Justice Horton held that, because the underlying trial had ended before a verdict, it was impossible to determine whether Chretien would have obtained a judgment for more than the settlement amount. He noted that O’Meara had not evaluated the strength of Allstate’s claims against Chretien and any award in Chretien’s favor would have been offset by any award in Allstate’s favor. Justice Horton further found that it was “an exercise in pure speculation” as to whether Allstate would have been willing to pay more in settlement had Chretien been able to pursue his full remedies on the whistleblower claim; noting that “Judge Kornreich was clear that Allstate’s final offer — the offer that Plaintiff Chretien accepted — was all that Allstate was prepared to pay.”
Chretien, who is represented by Attorneys David Webbert and Philip Johnson, has appealed Justice Horton’s decision to the Law Court. Webbert believes the court erred in concluding that the causation standard was the same in a “failure to plead” case; commenting that “The whole point of the Law Court’s ruling in the Niehoff case [Niehoff v. Shankman & Assocs. Legal Ctr., P.A., 2000 ME 214, 763 A.2d 121] was that a relaxed causation standard was needed in failure to plead cases, limited to showing that ‘the attorney’s negligence caused the plaintiff to lose an opportunity to achieve a result, favorable to the plaintiff.’”
Webbert argued that a jury should have been allowed to determine the value of Allstate’s and Chretien’s claims, and that the jury could reasonably have concluded that Chretien’s claims had a much lower settlement value because of the unavailability of compensatory and punitive damages and attorney fees as remedies for the whistleblower claim. Webbert also noted that “[t]he recognized damages for the fraud and fiduciary duty violations are separate from the reduced value of the settlement, or verdict, and instead include the emotional distress caused by the fraud and fiduciary violations and punitive damages.”

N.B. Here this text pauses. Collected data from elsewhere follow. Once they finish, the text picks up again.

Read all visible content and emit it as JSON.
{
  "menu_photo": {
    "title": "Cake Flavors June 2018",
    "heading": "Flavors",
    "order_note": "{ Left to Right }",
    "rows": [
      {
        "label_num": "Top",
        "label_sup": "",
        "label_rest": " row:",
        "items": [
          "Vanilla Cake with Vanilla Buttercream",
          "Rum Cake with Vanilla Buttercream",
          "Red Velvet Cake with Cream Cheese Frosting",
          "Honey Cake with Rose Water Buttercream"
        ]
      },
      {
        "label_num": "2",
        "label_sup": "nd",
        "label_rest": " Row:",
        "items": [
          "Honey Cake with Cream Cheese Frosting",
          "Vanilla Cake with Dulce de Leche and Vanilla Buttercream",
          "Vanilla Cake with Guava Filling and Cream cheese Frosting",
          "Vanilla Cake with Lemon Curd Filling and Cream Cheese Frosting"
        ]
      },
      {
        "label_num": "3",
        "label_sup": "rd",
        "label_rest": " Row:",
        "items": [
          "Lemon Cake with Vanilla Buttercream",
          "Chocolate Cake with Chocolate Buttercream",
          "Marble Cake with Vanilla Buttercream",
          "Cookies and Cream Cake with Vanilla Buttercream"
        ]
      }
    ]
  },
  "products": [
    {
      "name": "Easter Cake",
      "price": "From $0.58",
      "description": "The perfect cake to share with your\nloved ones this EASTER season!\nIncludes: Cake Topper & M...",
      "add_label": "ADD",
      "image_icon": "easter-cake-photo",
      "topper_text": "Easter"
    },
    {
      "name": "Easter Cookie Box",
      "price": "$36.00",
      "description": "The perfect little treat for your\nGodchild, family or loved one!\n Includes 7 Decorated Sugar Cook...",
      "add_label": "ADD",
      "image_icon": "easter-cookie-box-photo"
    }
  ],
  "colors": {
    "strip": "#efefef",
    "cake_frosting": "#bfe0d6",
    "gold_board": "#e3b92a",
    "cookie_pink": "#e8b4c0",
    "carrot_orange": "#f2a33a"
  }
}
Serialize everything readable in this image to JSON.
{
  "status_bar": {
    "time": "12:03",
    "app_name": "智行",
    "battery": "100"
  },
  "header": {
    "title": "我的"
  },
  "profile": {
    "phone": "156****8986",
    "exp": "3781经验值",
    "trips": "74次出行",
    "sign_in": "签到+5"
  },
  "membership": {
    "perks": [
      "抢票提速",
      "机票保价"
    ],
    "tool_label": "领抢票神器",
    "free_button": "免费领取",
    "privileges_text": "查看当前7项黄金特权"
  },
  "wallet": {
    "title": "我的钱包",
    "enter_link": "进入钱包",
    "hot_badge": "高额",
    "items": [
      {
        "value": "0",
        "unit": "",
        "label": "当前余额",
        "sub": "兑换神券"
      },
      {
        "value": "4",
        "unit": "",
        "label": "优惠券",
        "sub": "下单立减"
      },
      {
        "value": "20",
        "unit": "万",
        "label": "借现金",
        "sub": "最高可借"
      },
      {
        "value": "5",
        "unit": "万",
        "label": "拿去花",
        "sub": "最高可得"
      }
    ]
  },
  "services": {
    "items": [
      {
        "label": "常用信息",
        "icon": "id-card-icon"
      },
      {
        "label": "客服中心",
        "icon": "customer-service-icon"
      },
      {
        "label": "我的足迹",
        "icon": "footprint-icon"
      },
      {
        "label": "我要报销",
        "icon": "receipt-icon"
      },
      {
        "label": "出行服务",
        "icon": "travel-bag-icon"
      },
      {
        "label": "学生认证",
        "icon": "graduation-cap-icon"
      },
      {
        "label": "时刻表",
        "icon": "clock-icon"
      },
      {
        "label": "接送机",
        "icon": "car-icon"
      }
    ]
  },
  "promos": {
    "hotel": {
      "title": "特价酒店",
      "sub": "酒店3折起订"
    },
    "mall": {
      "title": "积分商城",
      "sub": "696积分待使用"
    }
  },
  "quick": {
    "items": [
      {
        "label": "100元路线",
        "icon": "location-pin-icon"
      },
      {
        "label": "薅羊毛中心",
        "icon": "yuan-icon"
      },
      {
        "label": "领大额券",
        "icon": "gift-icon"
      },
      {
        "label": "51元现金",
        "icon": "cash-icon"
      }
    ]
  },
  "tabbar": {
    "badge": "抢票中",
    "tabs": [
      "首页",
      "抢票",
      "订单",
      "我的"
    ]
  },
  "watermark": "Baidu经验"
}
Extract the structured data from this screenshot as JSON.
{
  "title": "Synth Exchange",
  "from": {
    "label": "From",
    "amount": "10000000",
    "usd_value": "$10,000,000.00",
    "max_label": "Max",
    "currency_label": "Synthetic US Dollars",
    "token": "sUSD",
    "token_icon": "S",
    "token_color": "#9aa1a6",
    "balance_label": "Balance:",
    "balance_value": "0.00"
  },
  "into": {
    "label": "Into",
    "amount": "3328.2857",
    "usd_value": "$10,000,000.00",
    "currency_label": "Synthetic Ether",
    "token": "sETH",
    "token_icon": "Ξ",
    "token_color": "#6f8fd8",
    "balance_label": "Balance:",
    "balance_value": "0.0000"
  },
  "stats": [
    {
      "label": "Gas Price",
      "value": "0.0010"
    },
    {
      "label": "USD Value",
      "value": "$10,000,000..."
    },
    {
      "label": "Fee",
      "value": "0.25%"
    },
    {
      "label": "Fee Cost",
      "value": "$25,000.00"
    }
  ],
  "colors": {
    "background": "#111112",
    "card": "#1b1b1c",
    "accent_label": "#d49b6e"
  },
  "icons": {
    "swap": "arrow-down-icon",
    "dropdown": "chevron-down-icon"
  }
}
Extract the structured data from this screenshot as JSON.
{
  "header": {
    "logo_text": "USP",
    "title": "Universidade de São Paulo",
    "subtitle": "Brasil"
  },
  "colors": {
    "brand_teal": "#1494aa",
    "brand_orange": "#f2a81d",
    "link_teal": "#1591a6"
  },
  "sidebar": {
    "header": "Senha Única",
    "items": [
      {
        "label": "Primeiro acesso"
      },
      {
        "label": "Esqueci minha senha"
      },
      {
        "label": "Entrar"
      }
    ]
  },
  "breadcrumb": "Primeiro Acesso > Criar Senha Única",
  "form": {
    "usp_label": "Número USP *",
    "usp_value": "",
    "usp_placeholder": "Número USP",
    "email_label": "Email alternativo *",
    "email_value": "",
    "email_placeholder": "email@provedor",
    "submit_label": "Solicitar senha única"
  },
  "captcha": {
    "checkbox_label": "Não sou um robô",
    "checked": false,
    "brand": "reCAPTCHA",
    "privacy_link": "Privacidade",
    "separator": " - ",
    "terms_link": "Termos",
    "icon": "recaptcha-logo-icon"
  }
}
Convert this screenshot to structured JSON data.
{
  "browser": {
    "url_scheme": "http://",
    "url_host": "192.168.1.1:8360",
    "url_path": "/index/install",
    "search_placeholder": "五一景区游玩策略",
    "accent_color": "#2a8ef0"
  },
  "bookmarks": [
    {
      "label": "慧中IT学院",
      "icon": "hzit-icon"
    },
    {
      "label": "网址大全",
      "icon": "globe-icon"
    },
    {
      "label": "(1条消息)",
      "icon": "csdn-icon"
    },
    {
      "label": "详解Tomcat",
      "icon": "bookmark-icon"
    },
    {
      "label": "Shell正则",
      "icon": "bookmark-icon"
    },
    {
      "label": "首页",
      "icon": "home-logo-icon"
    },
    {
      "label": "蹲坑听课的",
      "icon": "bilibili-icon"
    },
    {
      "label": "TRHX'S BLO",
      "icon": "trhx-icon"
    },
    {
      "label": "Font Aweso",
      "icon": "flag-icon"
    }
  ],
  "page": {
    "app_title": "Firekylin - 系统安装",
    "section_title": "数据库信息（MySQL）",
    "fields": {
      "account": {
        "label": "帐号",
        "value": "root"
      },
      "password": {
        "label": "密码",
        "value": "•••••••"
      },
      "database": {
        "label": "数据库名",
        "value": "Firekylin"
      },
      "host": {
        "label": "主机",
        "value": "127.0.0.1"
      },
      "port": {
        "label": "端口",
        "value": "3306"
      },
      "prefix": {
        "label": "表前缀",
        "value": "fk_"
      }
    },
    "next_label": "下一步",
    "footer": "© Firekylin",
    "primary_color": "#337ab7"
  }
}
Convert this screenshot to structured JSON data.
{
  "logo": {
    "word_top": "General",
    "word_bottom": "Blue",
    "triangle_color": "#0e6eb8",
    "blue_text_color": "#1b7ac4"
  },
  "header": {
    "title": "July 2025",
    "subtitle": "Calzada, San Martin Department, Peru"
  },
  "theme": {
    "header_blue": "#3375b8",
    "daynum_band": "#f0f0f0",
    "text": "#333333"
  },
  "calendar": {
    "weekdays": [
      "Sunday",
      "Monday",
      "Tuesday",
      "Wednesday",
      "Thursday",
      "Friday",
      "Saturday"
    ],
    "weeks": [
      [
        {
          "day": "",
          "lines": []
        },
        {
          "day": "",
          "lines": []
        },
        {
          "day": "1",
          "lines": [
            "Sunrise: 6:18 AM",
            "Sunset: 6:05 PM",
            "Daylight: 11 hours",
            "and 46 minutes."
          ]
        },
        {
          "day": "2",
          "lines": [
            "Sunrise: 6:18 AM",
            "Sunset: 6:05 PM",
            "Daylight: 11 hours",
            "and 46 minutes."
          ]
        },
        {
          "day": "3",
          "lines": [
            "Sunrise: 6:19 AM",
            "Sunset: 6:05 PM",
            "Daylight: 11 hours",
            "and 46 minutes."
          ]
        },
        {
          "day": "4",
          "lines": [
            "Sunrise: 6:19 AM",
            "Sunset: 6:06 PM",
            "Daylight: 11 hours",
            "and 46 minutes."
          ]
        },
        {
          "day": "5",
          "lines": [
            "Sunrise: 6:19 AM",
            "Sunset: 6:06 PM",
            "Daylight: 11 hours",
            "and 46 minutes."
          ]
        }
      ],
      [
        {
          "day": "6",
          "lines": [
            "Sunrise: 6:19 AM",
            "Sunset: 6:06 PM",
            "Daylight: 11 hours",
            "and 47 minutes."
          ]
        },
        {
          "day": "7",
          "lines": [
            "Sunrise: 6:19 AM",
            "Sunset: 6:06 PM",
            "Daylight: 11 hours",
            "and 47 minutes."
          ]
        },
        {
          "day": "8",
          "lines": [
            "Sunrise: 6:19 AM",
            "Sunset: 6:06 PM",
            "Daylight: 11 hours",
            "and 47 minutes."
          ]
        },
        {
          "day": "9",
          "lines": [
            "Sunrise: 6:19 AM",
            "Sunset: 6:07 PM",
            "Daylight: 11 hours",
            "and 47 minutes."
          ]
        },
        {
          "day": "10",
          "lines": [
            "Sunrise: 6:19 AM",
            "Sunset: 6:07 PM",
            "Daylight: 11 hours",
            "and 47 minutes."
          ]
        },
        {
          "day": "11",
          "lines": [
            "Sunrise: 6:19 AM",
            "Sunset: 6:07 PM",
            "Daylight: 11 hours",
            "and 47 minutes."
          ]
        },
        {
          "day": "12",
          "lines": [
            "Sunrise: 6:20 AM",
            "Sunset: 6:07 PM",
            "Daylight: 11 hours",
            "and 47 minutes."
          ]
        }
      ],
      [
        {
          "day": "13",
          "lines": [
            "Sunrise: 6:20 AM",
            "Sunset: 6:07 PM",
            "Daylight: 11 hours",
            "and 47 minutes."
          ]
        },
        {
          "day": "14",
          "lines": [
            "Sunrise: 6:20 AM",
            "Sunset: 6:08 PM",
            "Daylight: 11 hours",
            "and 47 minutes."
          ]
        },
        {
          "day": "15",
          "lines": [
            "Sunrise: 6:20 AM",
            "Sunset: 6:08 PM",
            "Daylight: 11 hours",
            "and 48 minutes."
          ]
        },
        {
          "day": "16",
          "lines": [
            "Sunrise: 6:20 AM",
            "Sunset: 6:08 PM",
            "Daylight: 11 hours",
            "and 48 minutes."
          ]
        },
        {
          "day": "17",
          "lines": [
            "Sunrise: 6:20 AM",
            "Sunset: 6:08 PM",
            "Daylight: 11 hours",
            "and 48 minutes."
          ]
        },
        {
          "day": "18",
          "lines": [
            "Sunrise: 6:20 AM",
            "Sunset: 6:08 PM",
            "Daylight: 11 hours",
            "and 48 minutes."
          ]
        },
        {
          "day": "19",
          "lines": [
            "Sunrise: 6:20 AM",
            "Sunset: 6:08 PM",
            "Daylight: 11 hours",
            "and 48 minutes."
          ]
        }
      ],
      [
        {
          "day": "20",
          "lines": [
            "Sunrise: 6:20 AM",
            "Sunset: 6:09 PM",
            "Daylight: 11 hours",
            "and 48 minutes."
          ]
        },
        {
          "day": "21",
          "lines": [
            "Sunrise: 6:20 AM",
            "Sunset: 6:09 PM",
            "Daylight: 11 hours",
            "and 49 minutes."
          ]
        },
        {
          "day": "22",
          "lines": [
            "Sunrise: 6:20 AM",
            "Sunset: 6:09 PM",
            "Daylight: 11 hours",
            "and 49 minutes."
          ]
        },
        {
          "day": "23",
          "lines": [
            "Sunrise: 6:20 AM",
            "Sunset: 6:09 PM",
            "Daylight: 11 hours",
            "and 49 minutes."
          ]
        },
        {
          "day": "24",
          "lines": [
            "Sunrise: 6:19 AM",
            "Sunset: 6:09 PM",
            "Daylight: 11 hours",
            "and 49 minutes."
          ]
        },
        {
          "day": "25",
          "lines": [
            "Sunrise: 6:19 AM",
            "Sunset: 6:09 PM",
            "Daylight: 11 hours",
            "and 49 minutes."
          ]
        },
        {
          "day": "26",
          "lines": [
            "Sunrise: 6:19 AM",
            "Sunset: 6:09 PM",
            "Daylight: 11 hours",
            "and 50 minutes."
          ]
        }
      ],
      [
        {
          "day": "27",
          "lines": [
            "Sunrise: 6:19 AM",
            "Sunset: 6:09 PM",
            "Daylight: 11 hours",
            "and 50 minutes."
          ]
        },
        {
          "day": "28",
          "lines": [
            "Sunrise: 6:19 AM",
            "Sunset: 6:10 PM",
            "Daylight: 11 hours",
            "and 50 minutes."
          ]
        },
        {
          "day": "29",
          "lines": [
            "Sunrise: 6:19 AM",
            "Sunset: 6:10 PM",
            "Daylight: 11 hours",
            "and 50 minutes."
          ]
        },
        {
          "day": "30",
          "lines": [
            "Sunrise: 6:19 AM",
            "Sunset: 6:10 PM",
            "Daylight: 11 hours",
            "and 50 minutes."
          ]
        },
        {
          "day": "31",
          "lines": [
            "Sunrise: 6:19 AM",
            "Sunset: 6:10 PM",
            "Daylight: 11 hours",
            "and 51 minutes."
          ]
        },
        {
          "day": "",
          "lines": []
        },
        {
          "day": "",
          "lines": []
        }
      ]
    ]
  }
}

Webbert said that defendants had not even moved for summary judgment on those counts of Chretien’s complaint, and thus the entry of summary judgment on those counts violated “basic rules of summary judgment and due process.” He further commented: “Lawyers must be held accountable for such blatant professional misdeeds in order to maintain public confidence in the administration of justice.”
Attorneys for defendants, John Aromando, Katharine Rand, and Sara Murphy, declined to comment on the matter because of the pending appeal.
The opinion in Chretien v. Berman & Simmons, MLR/SC#126-19, is summarized in this issue at page 9.